IE 11 is not supported. For an optimal experience visit our site on another browser.

Carly Fiorina backs Bush-era torture, but flubs facts

It's a problem that Carly Fiorina backs Bush-era torture programs. It's a bigger problem that she misstated every relevant detail.
Republican presidential candidate Carly Fiorina speaks to voters during a town hall meeting at the Ocean Reef Convention Center Sept. 22, 2015 in Myrtle Beach, SC. (Photo by Sean Rayford/Getty)
Republican presidential candidate Carly Fiorina speaks to voters during a town hall meeting at the Ocean Reef Convention Center Sept. 22, 2015 in Myrtle Beach, SC.
The good news for Carly Fiorina's Republican presidential campaign is that it's largely where she and her supporters want it to be. Polls show her as a top-tier contender, and with that backing comes more attention, more fundraising, and more endorsements.
 
The bad news for Fiorina is that with top-tier status comes top-tier scrutiny -- and for a candidate who's never won an election or held public office, having the spotlight can bring trouble.
 
The GOP candidate's stubborn insistence that fiction is fact has already caused her campaign some headaches. Yesterday, a new problem emerged when Fiorina sat down with Yahoo News’ Michael Isikoff.

Positioning herself as a steely advocate of aggressive counterterrorism programs, Republican presidential candidate Carly Fiorina offered a vigorous defense of CIA waterboarding as a tactic that helped “keep our nation safe” in the aftermath of 9/11. “I believe that all of the evidence is very clear -- that waterboarding was used in a very small handful of cases [and] was supervised by medical personnel in every one of those cases,” Fiorina told Yahoo News. “And I also believe that waterboarding was used when there was no other way to get information that was necessary.”

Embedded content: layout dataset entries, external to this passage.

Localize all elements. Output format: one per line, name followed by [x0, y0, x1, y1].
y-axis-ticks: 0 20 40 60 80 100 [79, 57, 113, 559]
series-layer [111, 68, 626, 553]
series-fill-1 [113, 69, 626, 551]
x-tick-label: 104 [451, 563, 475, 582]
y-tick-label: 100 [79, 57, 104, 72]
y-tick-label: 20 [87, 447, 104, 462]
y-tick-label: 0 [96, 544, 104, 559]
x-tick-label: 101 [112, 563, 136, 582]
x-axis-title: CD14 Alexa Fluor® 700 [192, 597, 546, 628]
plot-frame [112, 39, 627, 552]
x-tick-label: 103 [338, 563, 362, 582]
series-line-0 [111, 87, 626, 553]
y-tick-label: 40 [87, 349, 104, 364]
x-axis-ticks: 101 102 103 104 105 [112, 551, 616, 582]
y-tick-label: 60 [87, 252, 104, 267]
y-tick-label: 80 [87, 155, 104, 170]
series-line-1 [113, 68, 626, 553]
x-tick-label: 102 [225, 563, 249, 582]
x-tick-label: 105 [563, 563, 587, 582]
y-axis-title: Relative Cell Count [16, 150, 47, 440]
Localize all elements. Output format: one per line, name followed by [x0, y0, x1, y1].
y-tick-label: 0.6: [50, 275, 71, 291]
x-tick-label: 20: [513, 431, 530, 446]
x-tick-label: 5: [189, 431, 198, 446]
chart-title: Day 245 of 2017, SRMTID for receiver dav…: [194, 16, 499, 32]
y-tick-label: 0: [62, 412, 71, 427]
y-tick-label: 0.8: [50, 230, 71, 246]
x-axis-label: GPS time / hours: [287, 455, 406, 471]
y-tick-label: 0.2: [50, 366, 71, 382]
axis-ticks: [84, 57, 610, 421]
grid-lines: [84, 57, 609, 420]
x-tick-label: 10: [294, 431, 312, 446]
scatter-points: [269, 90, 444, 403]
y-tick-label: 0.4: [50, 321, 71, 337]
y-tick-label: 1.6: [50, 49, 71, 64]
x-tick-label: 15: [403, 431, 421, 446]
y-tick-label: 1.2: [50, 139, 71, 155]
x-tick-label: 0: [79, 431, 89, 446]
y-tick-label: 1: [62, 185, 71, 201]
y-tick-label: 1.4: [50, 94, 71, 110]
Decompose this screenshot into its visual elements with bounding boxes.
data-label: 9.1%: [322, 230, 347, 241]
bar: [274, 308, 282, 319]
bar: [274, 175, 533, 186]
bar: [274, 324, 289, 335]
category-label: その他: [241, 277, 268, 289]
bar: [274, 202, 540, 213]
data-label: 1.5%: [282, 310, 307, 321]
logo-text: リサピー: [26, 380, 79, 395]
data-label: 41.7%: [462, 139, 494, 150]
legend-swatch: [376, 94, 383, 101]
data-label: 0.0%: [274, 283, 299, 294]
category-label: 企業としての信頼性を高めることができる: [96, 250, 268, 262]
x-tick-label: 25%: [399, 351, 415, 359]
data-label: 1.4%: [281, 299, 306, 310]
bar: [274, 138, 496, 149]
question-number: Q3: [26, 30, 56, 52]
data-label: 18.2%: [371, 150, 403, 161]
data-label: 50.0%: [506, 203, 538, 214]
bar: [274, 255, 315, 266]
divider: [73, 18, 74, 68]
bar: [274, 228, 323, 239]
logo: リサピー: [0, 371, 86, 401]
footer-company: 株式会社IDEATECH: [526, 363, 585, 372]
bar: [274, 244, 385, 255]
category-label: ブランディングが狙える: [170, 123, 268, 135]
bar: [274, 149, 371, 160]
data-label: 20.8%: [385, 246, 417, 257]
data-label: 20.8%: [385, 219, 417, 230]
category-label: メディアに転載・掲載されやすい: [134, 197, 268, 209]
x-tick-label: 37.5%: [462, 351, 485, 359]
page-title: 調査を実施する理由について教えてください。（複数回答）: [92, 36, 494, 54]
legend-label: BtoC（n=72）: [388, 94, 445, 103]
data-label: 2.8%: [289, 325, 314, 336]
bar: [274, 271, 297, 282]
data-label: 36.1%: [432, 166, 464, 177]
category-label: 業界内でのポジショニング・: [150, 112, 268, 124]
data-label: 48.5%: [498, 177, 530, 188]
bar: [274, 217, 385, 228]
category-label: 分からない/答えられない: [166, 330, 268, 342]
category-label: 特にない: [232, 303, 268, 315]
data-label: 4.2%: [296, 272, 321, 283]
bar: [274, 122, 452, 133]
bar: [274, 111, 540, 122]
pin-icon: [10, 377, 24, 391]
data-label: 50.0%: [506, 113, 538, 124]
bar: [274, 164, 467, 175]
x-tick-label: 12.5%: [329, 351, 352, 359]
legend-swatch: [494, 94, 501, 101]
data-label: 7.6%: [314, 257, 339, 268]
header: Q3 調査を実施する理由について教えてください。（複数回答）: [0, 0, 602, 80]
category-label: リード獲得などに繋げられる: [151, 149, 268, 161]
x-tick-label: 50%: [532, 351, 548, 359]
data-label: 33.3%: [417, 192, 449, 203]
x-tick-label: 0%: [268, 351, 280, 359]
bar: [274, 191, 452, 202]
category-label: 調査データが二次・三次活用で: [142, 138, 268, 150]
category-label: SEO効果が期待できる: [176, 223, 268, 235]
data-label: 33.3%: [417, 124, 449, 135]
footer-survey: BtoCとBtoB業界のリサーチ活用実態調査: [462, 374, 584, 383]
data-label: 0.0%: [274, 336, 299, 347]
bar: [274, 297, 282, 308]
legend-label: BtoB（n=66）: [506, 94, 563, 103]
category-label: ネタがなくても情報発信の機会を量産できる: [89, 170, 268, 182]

She added that she's aware of the report from the Senate Intelligence Committee, several years in the making, which found that waterboarding was as brutal as it was ineffective, but Fiorina dismissed the bipartisan findings as "disingenuous."
 
In other words, as is the case in Fiorina's other controversy, she's aware of what the facts are, but she prefers her version of reality to everyone else's.
 
Salon's Simon Maloy had a good piece on this yesterday, arguing that Fiorina's claims are "in keeping with her persistent allergy to saying things that are true."

The CIA insists that it only waterboarded three detainees, but Senate investigators found photographs of “a waterboard with buckets of water around it at a detention site where the CIA has claimed it never subjected a detainee to the waterboard” – something the CIA was unable to explain. As for the notion that waterboarding was used only when absolutely necessary, that was contradicted by one of Abu Zubaydah’s interrogators, who said they were getting actionable intelligence from the Al Qaeda operative right up to the point that they started waterboarding him. The larger problem with Fiorina focusing on waterboarding is that it excludes all the other horrific techniques – some authorized, some not – employed against terrorism detainees: chaining them in stress positions, holding guns to their heads and threatening them with power drills, and “rectal feeding.” At least one detainee died in custody after being chained to the floor in a frigid room overnight. By its own count, the CIA interrogation program wrongly detained over two dozen people, and the program’s recordkeeping was so slipshod that the precise number of people detained and interrogated isn’t known.

So, when Fiorina says "all of the evidence is very clear," that's true -- but what's very clear is that all of the evidence points in the exact opposite direction of her own conclusions.
 
As for how this fits into the Republican candidate's larger vision on matters of national security, Fiorina's rhetoric on U.S. policy towards Iran has been bizarre at times, and the Washington Post's Walter Pincus noted after the recent GOP debate that "most of what she said about defense matters was fact-free or misleading."
 
When a White House hopeful is in 11th place and barely registers in the polls, he or she can get away with missteps like these with relative ease -- no one much cares about their errors of fact and judgment. But Fiorina wants to be seen as a credible nominee for the presidency -- a person who's ready to serve as the Commander in Chief in January 2017.
 
And as things stand, bridging that confidence gap is proving to be quite challenging, indeed.